661 000 déplacés dans le monde (Mars-mai) : le Niger, un des pays les plus touchés dans la région du Lac Tchad

Les conflits armés ont contraint plus de 661 000 personnes dans le monde à fuir leur domicile entre le 23 mars et le 15 mai, exposant davantage ces populations  à  la Covid-19, et empêchant par la même  occasion, les efforts mondiaux de lutte contre la pandémie. Ce sont, de nouveaux chiffres publiés le 22 mai par le Conseil norvégien pour les réfugiés (NRC) qui montrent que les hostilités armées se sont poursuivies malgré l’appel lancé le 23 mars par le Secrétaire général des Nations Unies, António Guterres, à un cessez-le-feu mondial à la suite de la pandémie de Covid-19.

Sur les 661 000 déplacés internes dans 19 pays en deux mois, le nombre le plus élevé a été de loin en République démocratique du Congo (RDC) où les affrontements entre les groupes armés et l’armée du pays ont contraint plus de 480 000 personnes à fuir leurs foyers. 

Selon le rapport, même dans les pays où les parties belligérantes ont exprimé leur soutien à un appel au cessez-le-feu, les combats n’ont pas cessé. Au Yémen, la coalition dirigée par l’Arabie saoudite a annoncé qu’elle mettrait en œuvre un cessez-le-feu unilatéral. Cependant, les frappes aériennes se sont poursuivies et les autres parties ont entrepris des opérations armées entraînant le déplacement de 24 000 personnes depuis le 23 mars.

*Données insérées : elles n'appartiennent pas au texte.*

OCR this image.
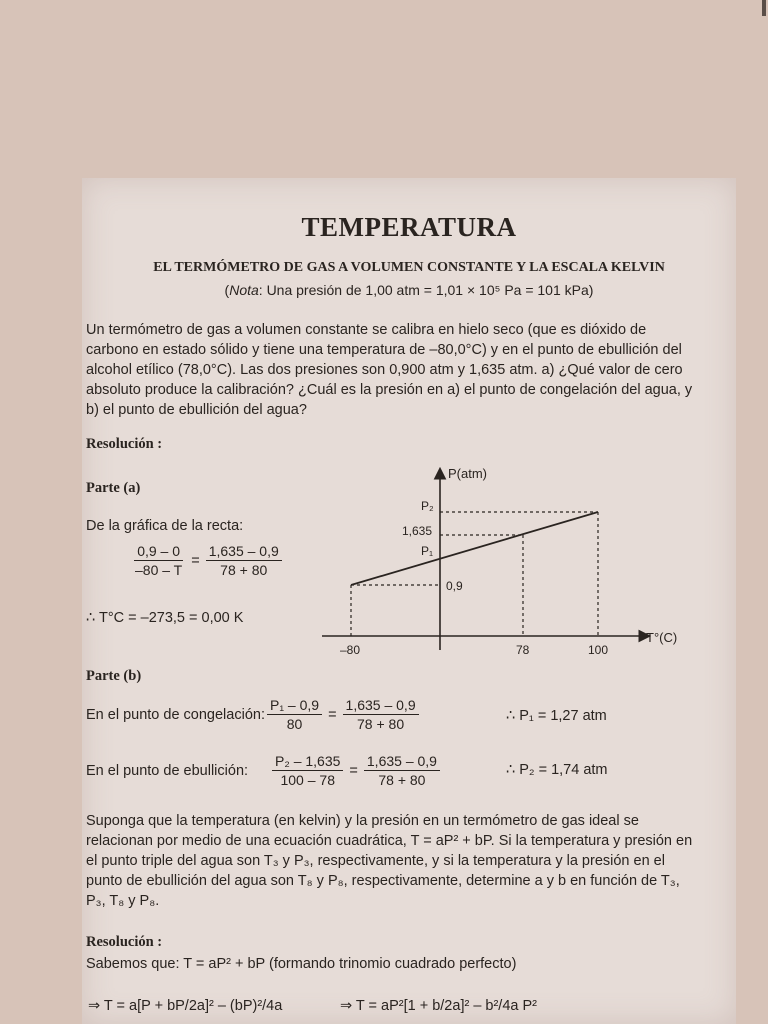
TEMPERATURA
EL TERMÓMETRO DE GAS A VOLUMEN CONSTANTE Y LA ESCALA KELVIN
(Nota: Una presión de 1,00 atm = 1,01 × 10⁵ Pa = 101 kPa)
Un termómetro de gas a volumen constante se calibra en hielo seco (que es dióxido de carbono en estado sólido y tiene una temperatura de –80,0°C) y en el punto de ebullición del alcohol etílico (78,0°C). Las dos presiones son 0,900 atm y 1,635 atm. a) ¿Qué valor de cero absoluto produce la calibración? ¿Cuál es la presión en a) el punto de congelación del agua, y b) el punto de ebullición del agua?
Resolución :
Parte (a)
De la gráfica de la recta:
$\frac{0,9 - 0}{-80 - T} = \frac{1,635 - 0,9}{78 + 80}$
∴ T°C = –273,5 = 0,00 K
P(atm)
T°(C)
P₂
1,635
P₁
0,9
–80	78	100
Parte (b)
En el punto de congelación: $\frac{\text{P₁ – 0,9}}{80} = \frac{1,635 - 0,9}{78 + 80}$	∴ P₁ = 1,27 atm
En el punto de ebullición: $\frac{\text{P₂ – 1,635}}{100 - 78} = \frac{1,635 - 0,9}{78 + 80}$	∴ P₂ = 1,74 atm
Suponga que la temperatura (en kelvin) y la presión en un termómetro de gas ideal se relacionan por medio de una ecuación cuadrática, T = aP² + bP. Si la temperatura y presión en el punto triple del agua son T₃ y P₃, respectivamente, y si la temperatura y la presión en el punto de ebullición del agua son T₈ y P₈, respectivamente, determine a y b en función de T₃, P₃, T₈ y P₈.
Resolución :
Sabemos que: T = aP² + bP (formando trinomio cuadrado perfecto)
⇒ T = a[P + bP/2a]² – (bP)²/4a	⇒ T = aP²[1 + b/2a]² – b²/4a P²
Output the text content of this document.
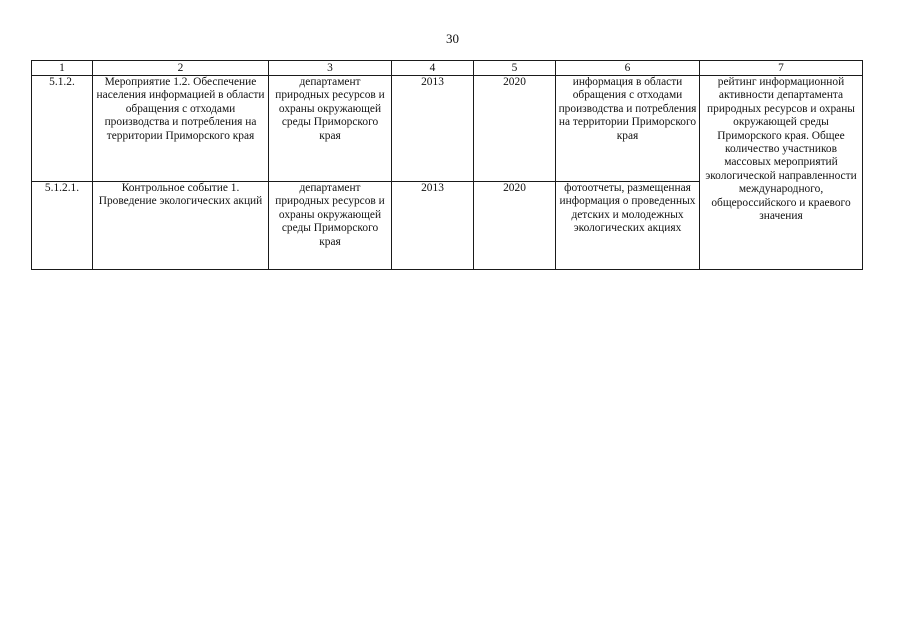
30
1	2	3	4	5	6	7

5.1.2.	Мероприятие 1.2. Обеспечение населения информацией в области обращения с отходами производства и потребления на территории Приморского края	департамент природных ресурсов и охраны окружающей среды Приморского края	2013	2020	информация в области обращения с отходами производства и потребления на территории Приморского края	рейтинг информационной активности департамента природных ресурсов и охраны окружающей среды Приморского края. Общее количество участников массовых мероприятий экологической направленности международного, общероссийского и краевого значения

5.1.2.1.	Контрольное событие 1. Проведение экологических акций	департамент природных ресурсов и охраны окружающей среды Приморского края	2013	2020	фотоотчеты, размещенная информация о проведенных детских и молодежных экологических акциях	
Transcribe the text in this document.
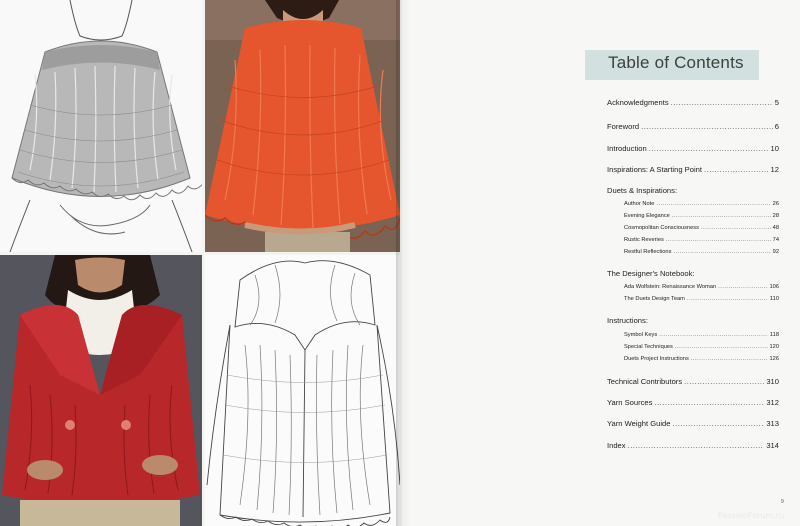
Table of Contents
Acknowledgments .....	5
Foreword .....	6
Introduction .....	10
Inspirations: A Starting Point .....	12
Duets & Inspirations:
Author Note .....	26
Evening Elegance .....	28
Cosmopolitan Consciousness .....	48
Rustic Reveries .....	74
Restful Reflections .....	92
The Designer's Notebook:
Ada Wolfstein: Renaissance Woman .....	106
The Duets Design Team .....	110
Instructions:
Symbol Keys .....	118
Special Techniques .....	120
Duets Project Instructions .....	126
Technical Contributors .....	310
Yarn Sources .....	312
Yarn Weight Guide .....	313
Index .....	314
9
PassionForum.ru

La région du lac Tchad a également connu une augmentation des déplacements internes, le Tchad et le Niger étant les plus touchés avec plusieurs milliers de personnes fuyant notamment les attaques terroristes récurrentes. L’Afghanistan, la République centrafricaine, la Syrie, la Somalie et le Myanmar ont tous vu plus de 10 000 personnes déplacées au cours de la même période.

Le Conseil de sécurité des Nations Unies n’a pas assuré la direction des cessez-le-feu, des pourparlers de paix ou de la protection des civils pendant la pandémie. Bien qu’il y ait un large accord sur l’appel à un cessez-le-feu mondial, des pays puissants, dont les États-Unis et la Chine, freinent les progrès en intégrant leurs désaccords bilatéraux aux délibérations du Conseil.

Le NRC appelle les membres du Conseil de Sécurité des Nations Unis à lancer un appel clair aux parties belligérantes pour qu’elles mettent fin à la conduite des hostilités et règlent leurs conflits par le biais de pourparlers et permettent une réponse systématique à la pandémie.

« Pendant que des personnes sont déplacées et tuées, de puissants membres du Conseil de sécurité de l’ONU se disputent comme des enfants dans un bac à sable », a déclaré le diplomate norvégien Egeland. Selon lui, « les dirigeants du monde doivent saisir l’occasion et pousser conjointement les parties à cesser leur feu et à s’unir pour protéger toutes les communautés de Covid-19. Ce n’est pas le moment de faire de la politique à la maternelle », déplore-t-il.

Danguida Almoustapha pour Niameyinfo.